Gasland

Posted: June 1st, 2011 | Author: | Filed under: L'age d'or | Comments Off on Gasland

Da voi l’acqua prende fuoco?

Questa è la catch-phrase del documentario Gasland di Josh Fox, che denuncia i rischi del “fracking”, una tecnica usata per l’estrazione di gas naturale che prevede l’iniezione nel terreno di migliaia di litri di acqua contenente sostanze tossiche e metalli pesanti. Acqua che viene recuperata solo in parte e che si mescola inevitabilmente alle falde acquifere, contaminando l’acqua potabile e compromettendo l’equilibrio ambientale. Nei luoghi più vicini agli impianti di estrazione, l’acqua del rubinetto prende fuoco, gli animali muoiono e le persone si ammalano: nei casi meno gravi, mal di testa e piccoli disturbi inspiegabili, nei casi più gravi perdita del gusto, cancro e neuropatie degenerative.

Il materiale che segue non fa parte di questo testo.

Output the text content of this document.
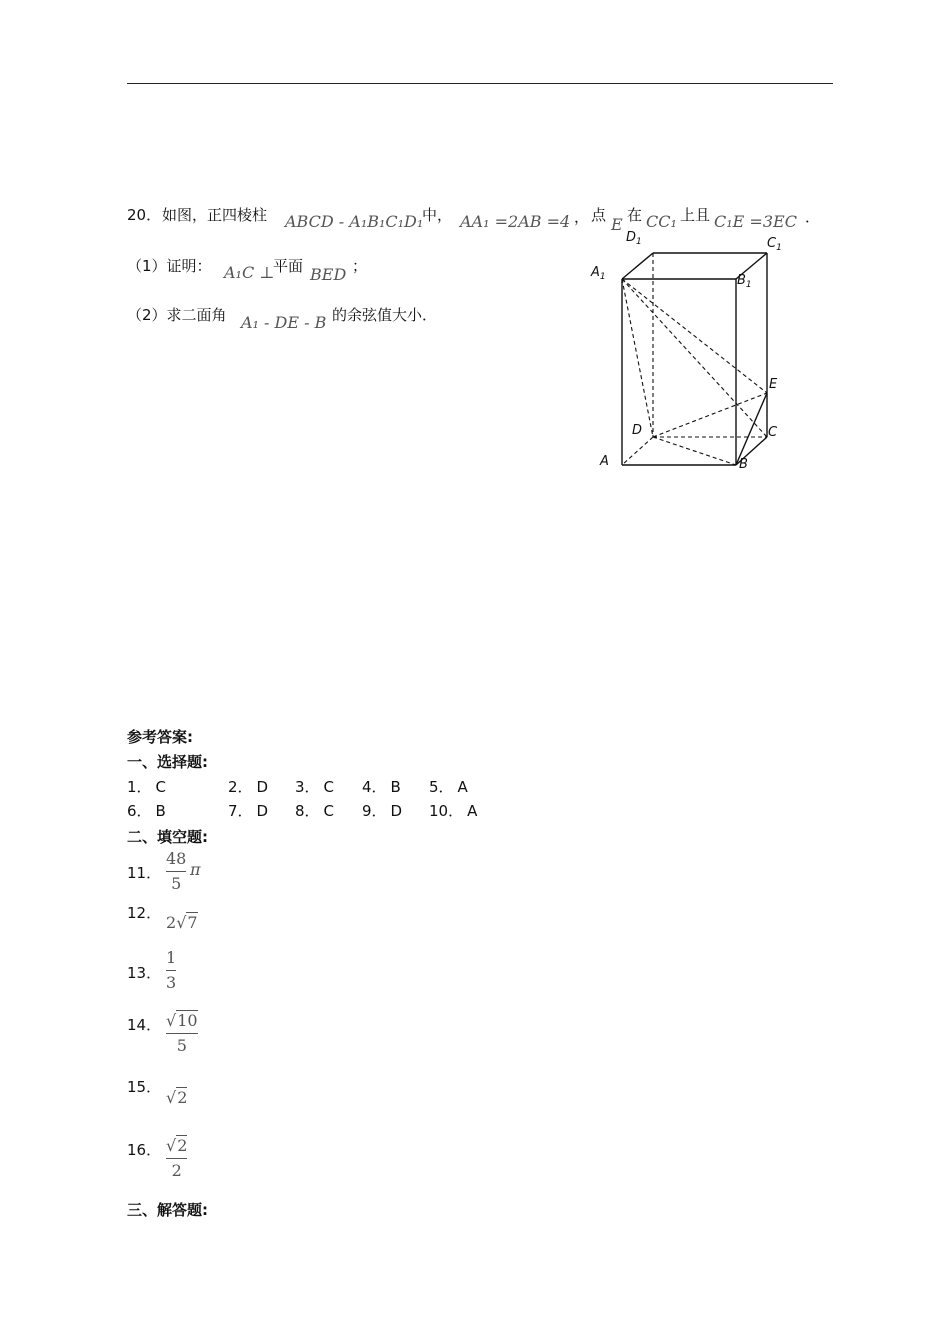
20． 如图，正四棱柱 ABCD - A₁B₁C₁D₁
中， AA₁ =2AB =4 ， 点 E 在 CC₁ 上且 C₁E =3EC ．
（1）证明： A₁C ⊥
平面 BED ；
（2）求二面角 A₁ - DE - B 的余弦值大小．
$A_1$
$D_1$	$C_1$
$B_1$
E
D	C
A	B
参考答案:
一、选择题:
1． C	2． D 3． C 4． B 5． A
6． B	7． D 8． C 9． D 10． A
二、填空题:
11．
48
5
π
12． 2√7
13．
1
3
14． √10
5
15．
√2
16． √2
2
三、解答题:
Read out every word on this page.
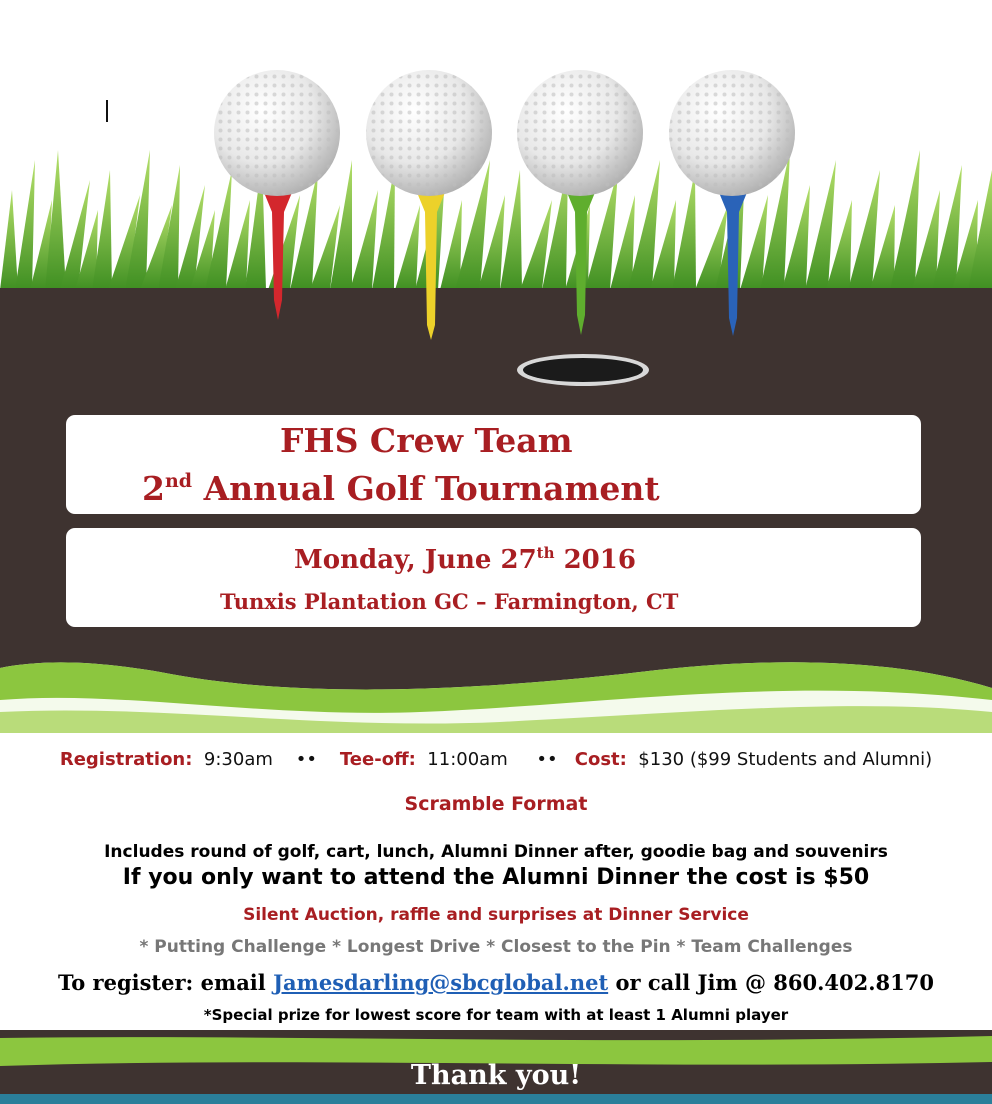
FHS Crew Team
2nd Annual Golf Tournament
Monday, June 27th 2016
Tunxis Plantation GC – Farmington, CT
Registration: 9:30am •• Tee-off: 11:00am •• Cost: $130 ($99 Students and Alumni)
Scramble Format
Includes round of golf, cart, lunch, Alumni Dinner after, goodie bag and souvenirs
If you only want to attend the Alumni Dinner the cost is $50
Silent Auction, raffle and surprises at Dinner Service
* Putting Challenge * Longest Drive * Closest to the Pin * Team Challenges
To register: email Jamesdarling@sbcglobal.net or call Jim @ 860.402.8170
*Special prize for lowest score for team with at least 1 Alumni player
Thank you!
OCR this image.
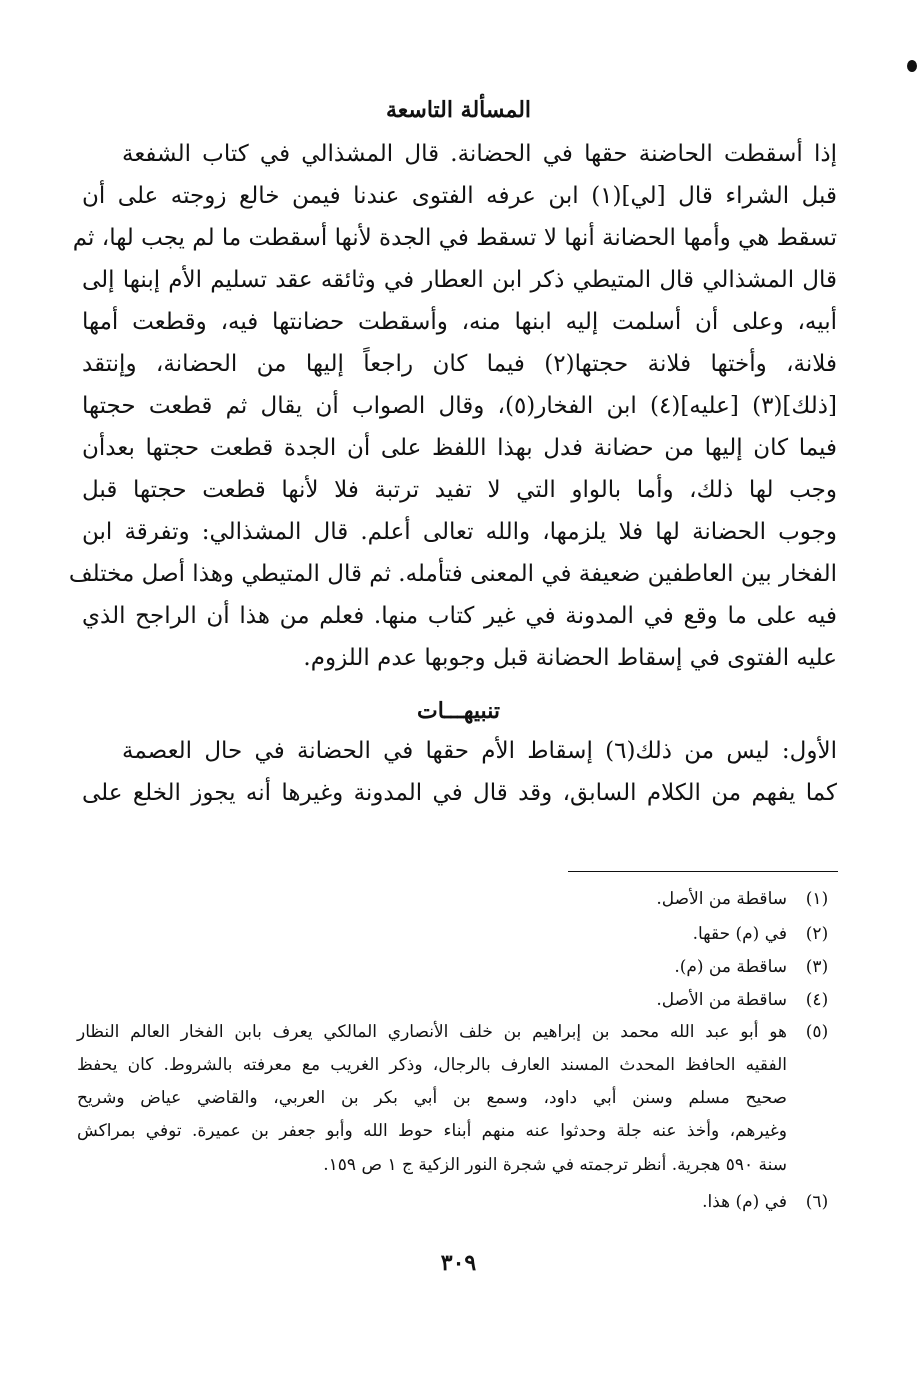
المسألة التاسعة
إذا أسقطت الحاضنة حقها في الحضانة. قال المشذالي في كتاب الشفعة
قبل الشراء قال [لي](١) ابن عرفه الفتوى عندنا فيمن خالع زوجته على أن
تسقط هي وأمها الحضانة أنها لا تسقط في الجدة لأنها أسقطت ما لم يجب لها، ثم
قال المشذالي قال المتيطي ذكر ابن العطار في وثائقه عقد تسليم الأم إبنها إلى
أبيه، وعلى أن أسلمت إليه ابنها منه، وأسقطت حضانتها فيه، وقطعت أمها
فلانة، وأختها فلانة حجتها(٢) فيما كان راجعاً إليها من الحضانة، وإنتقد
[ذلك](٣) [عليه](٤) ابن الفخار(٥)، وقال الصواب أن يقال ثم قطعت حجتها
فيما كان إليها من حضانة فدل بهذا اللفظ على أن الجدة قطعت حجتها بعدأن
وجب لها ذلك، وأما بالواو التي لا تفيد ترتبة فلا لأنها قطعت حجتها قبل
وجوب الحضانة لها فلا يلزمها، والله تعالى أعلم. قال المشذالي: وتفرقة ابن
الفخار بين العاطفين ضعيفة في المعنى فتأمله. ثم قال المتيطي وهذا أصل مختلف
فيه على ما وقع في المدونة في غير كتاب منها. فعلم من هذا أن الراجح الذي
عليه الفتوى في إسقاط الحضانة قبل وجوبها عدم اللزوم.
تنبيهـــات
الأول: ليس من ذلك(٦) إسقاط الأم حقها في الحضانة في حال العصمة
كما يفهم من الكلام السابق، وقد قال في المدونة وغيرها أنه يجوز الخلع على
(١)
ساقطة من الأصل.
(٢)
في (م) حقها.
(٣)
ساقطة من (م).
(٤)
ساقطة من الأصل.
(٥)
هو أبو عبد الله محمد بن إبراهيم بن خلف الأنصاري المالكي يعرف بابن الفخار العالم النظار
الفقيه الحافظ المحدث المسند العارف بالرجال، وذكر الغريب مع معرفته بالشروط. كان يحفظ
صحيح مسلم وسنن أبي داود، وسمع بن أبي بكر بن العربي، والقاضي عياض وشريح
وغيرهم، وأخذ عنه جلة وحدثوا عنه منهم أبناء حوط الله وأبو جعفر بن عميرة. توفي بمراكش
سنة ٥٩٠ هجرية. أنظر ترجمته في شجرة النور الزكية ج ١ ص ١٥٩.
(٦)
في (م) هذا.
٣٠٩
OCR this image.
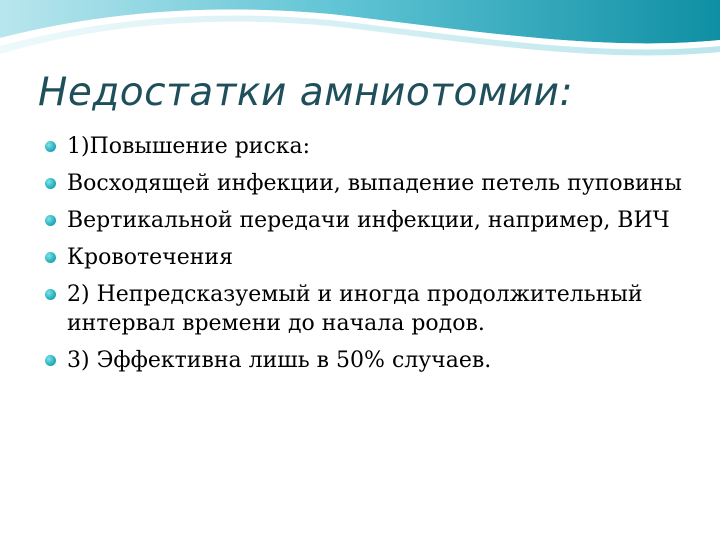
Недостатки амниотомии:
1)Повышение риска:
Восходящей инфекции, выпадение петель пуповины
Вертикальной передачи инфекции, например, ВИЧ
Кровотечения
2) Непредсказуемый и иногда продолжительный интервал времени до начала родов.
3) Эффективна лишь в 50% случаев.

I pozzi sono stati costruiti senza rispettare le norme più elementari contro l’inquinamento idrico, cancellate dall’amministrazione Bush nel 2005 – una deregolazione che ha reso il settore del gas naturale negli States economicamente lucrativo e di fatto ha aperto una vera e propria corsa speculativa, con centinaia di migliaia di pozzi aperti in 6 anni e almeno altrettanti in progettazione.

La nocività del fracking è difficilmente dimostrabile, perché le compagnie non sono obbligate a rendere pubblici gli agenti chimici che vengono aggiunti al liquido di frattura. E, in ogni caso, le corporations procedono secondo una linea di disingaggio ormai collaudata: acquistano la protezione dall’alto, negano ogni responsabilità, isolano le singole vittime proponendo accordi privati, se gli va male patteggiano i danni, e poi vanno da qualche altra parte. Per ogni Erin Brockovich, migliaia se lo prendono nel culo.

Sul sito del film, interessante per il modo in cui cerca di coordinare iniziative spontanee in tutti gli Stati Uniti, c’è uno schema in flash che spiega in dettaglio cos’è il fracking:

what-the-frack!

Fox è un emulo di Moore, ma più magro e sofisticato e inserito nei circuiti artistici della Grande Mela. Flint da una parte, New York dall’altra.  Inutile dire che la mia preferenza va alla prima. Comunque, anche se Fox è meno pantagruelico di Moore, resta comunque un americano “folk”, il che comporta:

1- un’affinità innata per il banjo e le maschere antigas (quello nella locandina è lui)

2- un istinto irrefrenabile che, di fronte a una qualunque cosa chiaramente stupida e visibilmente pericolosa, spinge gli americani a provarla sulla propria persona

Gasland bilancia bene interviste (preponderanti, ma riprese in mezzo alle baracche e alle campagne sporche del Midwest come si vedono solo nei film di Debra Granik), schede tecniche (dinamiche, alla Food Inc. e The Corporation, ma meno ricche e inventive) e momenti puramente cinematografici, che sono quelli artisticamente migliori – nevi sgranate, strade e deserti industriali.

Il documentario centra l’estensione del problema, ma manca la bigger picture, che si limita ad un salviamo la terra degli uomini liberi, senza un discorso politico complessivo – un mix di ecologia, democrazia partecipativa e radici americane che è evidentemente debitore di una cultura politica radicale, ma da cui allo stesso tempo prende un po’ le distanze, anche solo per non spaventare la fetta di americani più conservatori, ma comunque colpiti dalla trivellazione del gas.

Per un motivo coerente e analogo, il film insiste sull’imminente cessione alle principali compagnie di estrazione dei terreni pubblici del bacino del fiume Delaware, che fornisce l’acqua potabile di New York e Philadelphia. Come dire, tra poco il laghetto coi cigni di Central Park diventa una vasca di trementina. In questo modo Fox va a colpire nell’intimo i circoli dell’élite, che hanno, a livello politico e mediatico, un peso almeno pari a quello di tutto il resto del paese.

Sarà interessante valutare l’impatto di Gasland, specialmente perché, come e forse più di altri documentari contemporanei, non è soltanto l’interpretazione di un fatto finito, ma è concretamente mirato ad ottenere effetti politici a breve-medio termine.

E anche perché, molto presto, le compagnie di gas metteranno gli occhi sull’Europa.